Item Positioning and Sizing
A report consists of three main areas: 
the page header, page footer, and the body. Reporting Services supports 
the freeform placement of report items in a report. Data regions can be 
side-by-side with other regions, or nested within groups.
When designing reports, it is important 
to understand how items will behave if they grow. The items in a report 
may grow either horizontally or vertically, depending on section 
repeats, content size, and on such rendering-specific reasons as font 
substitutions.
When an item grows, such as a table, it 
pushes peer items out of the way. Specifically, peer items are those 
items within the same parent container. Following are the two ways in 
which peer items are shifted:
- Each item moves down to maintain minimum spacing between itself and all the items ending above it.
- Each item moves to the right to maintain minimum spacing between itself and the items ending to the left of it.
If an item grows so that it would extend
 beyond the bounds of the containing item, the container grows to 
accommodate the contained item.
If an item overlaps another item, the Index element in the report definition determines which element overlaps the other. The item with the higher Index value is rendered on top of the item with the lower value.
There also are techniques you can use to
 control the way items grow and move other report items.
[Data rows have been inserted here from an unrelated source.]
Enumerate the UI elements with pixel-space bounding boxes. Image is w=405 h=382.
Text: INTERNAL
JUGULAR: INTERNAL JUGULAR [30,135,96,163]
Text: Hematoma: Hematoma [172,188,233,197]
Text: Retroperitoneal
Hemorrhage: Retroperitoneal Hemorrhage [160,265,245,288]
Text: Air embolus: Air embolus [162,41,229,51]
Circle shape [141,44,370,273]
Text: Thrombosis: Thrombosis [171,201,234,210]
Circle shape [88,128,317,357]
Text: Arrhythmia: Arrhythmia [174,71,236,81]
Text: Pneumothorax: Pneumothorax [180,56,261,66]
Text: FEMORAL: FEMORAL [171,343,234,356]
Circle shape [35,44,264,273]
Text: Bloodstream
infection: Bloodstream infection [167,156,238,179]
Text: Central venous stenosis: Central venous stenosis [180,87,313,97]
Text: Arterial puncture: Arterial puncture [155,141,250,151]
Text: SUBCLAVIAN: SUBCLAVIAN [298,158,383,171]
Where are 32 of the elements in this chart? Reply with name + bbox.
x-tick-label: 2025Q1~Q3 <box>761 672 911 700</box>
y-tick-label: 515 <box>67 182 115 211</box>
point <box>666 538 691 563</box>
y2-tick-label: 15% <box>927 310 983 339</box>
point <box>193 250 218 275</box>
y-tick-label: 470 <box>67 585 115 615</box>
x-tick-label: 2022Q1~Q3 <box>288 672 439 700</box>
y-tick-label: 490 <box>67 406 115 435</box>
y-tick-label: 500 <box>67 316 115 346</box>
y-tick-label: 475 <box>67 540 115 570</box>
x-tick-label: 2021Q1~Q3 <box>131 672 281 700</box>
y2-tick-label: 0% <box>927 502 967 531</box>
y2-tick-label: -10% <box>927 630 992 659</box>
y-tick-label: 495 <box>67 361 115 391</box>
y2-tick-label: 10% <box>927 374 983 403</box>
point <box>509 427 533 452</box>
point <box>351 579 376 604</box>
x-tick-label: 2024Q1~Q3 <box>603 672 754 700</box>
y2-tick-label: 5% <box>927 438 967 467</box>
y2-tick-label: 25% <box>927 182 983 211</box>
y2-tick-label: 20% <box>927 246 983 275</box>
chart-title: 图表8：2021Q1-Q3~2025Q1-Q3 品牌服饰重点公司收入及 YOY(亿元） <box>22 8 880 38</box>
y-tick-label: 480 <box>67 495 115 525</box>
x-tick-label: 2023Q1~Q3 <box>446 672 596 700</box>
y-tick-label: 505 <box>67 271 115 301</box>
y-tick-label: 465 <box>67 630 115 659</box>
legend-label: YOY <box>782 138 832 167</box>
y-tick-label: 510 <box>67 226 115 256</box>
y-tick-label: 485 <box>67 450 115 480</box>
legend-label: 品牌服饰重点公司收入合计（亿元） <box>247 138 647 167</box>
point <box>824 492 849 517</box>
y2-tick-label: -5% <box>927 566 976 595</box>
For information
 about using rectangles to group items, see the section “Useful Tips for
 Report Design” later in this paper.
Pagination
One key design issue for long reports is controlling where the page breaks occur. Page breaks are controlled by two factors:
- Page size
- Page breaks that you specifically include before or after objects
Page Size
To control page size, set the page height and width properties for the report by using the following guidelines:
- For rendering formats that render physical pages, use the Page Height and Page Width properties for the report.
- Interactive rendering formats, such as HTML, do not render physical page breaks. Instead, use the Interactive Height and Interactive Width properties to create a soft page break.
- Some rendering formats, such as Excel, do not support page size. For these reports, you will have to specifically include page breaks to break the report into multiple pages.
Note that if the report itself is wider than the defined page width, the report will break across multiple pages horizontally.